If we use Republican blue/red map logic, then despite the fact that Paul Hackett received only 48 % to Jean Schmidt's 52%, Paul Hackett won. Just look at the map of Ohio' s Second Congressional District. Schmidt only won Clermont county as well as the small slivers of Hamilton and Butler counties which lie within the 2nd District. Hackett, on the other hand, won Brown, Adams, Scioto and Pike counties, approximately 70% of the 2nd District's land area. The problem that Hackett had was that the areas that he carried by large majorities do not have very many people in them.
The Republicans have been pulling out those tired infantile maps that break down the states or counties by blue and red which show wide swaths of red for years. The Sean Hannitys and Rush Limbaughs say "look at the map, most of America is Republican." The false premise of their argument of course is that Wyoming's 97,914 square miles of area makes it more important than Connecticut's 5,000 square miles despite the fact that Connecticut's population of 3,409,549 is almost seven times larger than Wyoming's 493,782. Cows don't vote. Acres don't vote.

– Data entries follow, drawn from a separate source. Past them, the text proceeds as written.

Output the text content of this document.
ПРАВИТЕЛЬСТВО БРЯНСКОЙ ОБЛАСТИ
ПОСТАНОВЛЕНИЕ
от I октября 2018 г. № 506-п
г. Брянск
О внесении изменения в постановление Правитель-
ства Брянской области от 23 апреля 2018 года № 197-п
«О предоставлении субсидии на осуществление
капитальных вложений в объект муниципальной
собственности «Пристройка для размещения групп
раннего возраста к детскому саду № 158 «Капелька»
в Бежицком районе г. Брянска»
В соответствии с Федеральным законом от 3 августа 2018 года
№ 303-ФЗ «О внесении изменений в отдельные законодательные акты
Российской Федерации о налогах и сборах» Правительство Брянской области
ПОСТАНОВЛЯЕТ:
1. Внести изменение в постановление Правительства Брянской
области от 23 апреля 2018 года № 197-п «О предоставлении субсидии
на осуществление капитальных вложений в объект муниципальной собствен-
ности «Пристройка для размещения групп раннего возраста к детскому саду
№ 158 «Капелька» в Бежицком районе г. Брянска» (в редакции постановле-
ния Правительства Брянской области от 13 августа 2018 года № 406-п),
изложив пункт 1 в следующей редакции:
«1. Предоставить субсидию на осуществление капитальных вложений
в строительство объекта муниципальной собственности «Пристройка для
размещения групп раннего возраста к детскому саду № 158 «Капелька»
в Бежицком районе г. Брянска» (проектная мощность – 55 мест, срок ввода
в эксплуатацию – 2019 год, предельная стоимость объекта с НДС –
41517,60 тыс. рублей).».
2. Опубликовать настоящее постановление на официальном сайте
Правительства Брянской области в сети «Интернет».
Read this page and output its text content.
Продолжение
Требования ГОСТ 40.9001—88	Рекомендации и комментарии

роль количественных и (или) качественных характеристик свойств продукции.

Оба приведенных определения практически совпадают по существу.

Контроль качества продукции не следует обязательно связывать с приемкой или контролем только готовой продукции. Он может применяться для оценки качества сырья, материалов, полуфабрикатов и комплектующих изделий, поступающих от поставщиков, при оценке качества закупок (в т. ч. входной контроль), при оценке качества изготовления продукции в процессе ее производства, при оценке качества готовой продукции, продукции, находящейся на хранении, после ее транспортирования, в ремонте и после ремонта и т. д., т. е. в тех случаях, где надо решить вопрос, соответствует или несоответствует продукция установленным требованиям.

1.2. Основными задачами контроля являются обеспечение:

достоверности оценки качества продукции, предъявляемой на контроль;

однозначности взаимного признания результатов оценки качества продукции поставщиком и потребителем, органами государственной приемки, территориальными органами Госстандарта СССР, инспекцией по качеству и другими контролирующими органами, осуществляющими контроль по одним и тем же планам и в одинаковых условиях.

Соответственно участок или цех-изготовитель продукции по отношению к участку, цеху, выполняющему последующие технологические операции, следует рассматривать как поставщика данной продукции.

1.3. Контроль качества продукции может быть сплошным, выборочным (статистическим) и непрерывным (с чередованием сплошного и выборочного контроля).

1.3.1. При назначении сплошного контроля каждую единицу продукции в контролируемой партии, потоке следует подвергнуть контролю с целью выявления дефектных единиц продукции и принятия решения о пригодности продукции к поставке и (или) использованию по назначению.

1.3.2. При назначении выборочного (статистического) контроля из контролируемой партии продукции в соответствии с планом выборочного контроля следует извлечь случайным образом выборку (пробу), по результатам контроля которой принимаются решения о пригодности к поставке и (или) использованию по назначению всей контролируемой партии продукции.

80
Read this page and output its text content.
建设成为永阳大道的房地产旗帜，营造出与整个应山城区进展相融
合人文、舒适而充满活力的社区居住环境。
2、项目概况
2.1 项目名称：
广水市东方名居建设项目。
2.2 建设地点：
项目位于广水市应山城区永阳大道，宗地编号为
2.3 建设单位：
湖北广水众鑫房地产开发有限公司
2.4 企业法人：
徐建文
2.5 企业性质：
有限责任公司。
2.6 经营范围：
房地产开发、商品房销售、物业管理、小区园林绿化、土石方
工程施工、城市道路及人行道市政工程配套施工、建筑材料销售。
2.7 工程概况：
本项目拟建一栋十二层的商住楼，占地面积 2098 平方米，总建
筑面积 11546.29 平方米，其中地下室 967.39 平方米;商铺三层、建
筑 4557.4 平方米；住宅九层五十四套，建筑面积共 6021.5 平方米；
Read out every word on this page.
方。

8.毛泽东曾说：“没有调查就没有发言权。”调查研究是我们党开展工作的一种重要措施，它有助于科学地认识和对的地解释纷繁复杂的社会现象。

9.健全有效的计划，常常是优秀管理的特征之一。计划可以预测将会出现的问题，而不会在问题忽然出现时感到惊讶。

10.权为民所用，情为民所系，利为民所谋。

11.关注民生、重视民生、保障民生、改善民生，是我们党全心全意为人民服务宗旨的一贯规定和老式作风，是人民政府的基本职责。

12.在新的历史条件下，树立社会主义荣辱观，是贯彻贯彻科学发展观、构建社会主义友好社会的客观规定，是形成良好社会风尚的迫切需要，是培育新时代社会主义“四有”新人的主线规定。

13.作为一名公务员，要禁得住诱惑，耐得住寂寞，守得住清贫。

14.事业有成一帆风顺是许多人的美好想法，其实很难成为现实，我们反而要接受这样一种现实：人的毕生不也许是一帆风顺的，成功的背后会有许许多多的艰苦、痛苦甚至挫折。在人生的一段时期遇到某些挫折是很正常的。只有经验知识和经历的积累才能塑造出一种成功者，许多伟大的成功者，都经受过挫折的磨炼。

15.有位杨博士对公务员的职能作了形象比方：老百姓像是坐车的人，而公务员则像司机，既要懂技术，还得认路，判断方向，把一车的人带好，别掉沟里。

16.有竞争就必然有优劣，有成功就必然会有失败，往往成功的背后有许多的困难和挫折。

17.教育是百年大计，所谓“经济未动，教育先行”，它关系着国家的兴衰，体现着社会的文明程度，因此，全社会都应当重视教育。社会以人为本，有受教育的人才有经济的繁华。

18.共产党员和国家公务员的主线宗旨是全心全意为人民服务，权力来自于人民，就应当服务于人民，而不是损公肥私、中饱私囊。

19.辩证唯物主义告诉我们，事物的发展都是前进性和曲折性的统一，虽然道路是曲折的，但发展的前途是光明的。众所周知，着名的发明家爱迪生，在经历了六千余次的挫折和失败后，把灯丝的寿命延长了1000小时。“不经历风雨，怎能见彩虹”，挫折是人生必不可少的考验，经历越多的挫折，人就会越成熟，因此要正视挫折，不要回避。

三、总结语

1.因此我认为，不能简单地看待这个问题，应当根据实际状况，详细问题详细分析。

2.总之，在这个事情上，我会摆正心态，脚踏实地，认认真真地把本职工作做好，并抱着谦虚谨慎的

The one thing that the maps show is that the electoral college puts Democrats are at a disadvantage because several small population states (which tend to vote Republican), each with a minimum of three electoral votes get more votes than a large population state with the same population as the agregate of the several small states.
What I consider a very encouraging sign is the fact that Hackett won the four most rural counties in the district which Rob Portman won by margins of 40-50 percent. Maybe the days of the rural-urban alliances of the twenties and thirties can come back. Hackett seems to have struck a cord with his progressive but pro-gun positions. This is the new model for winning in rural districts. Paul Hackett won the rural vote by a very large margin, but lost in the affluent suburbs.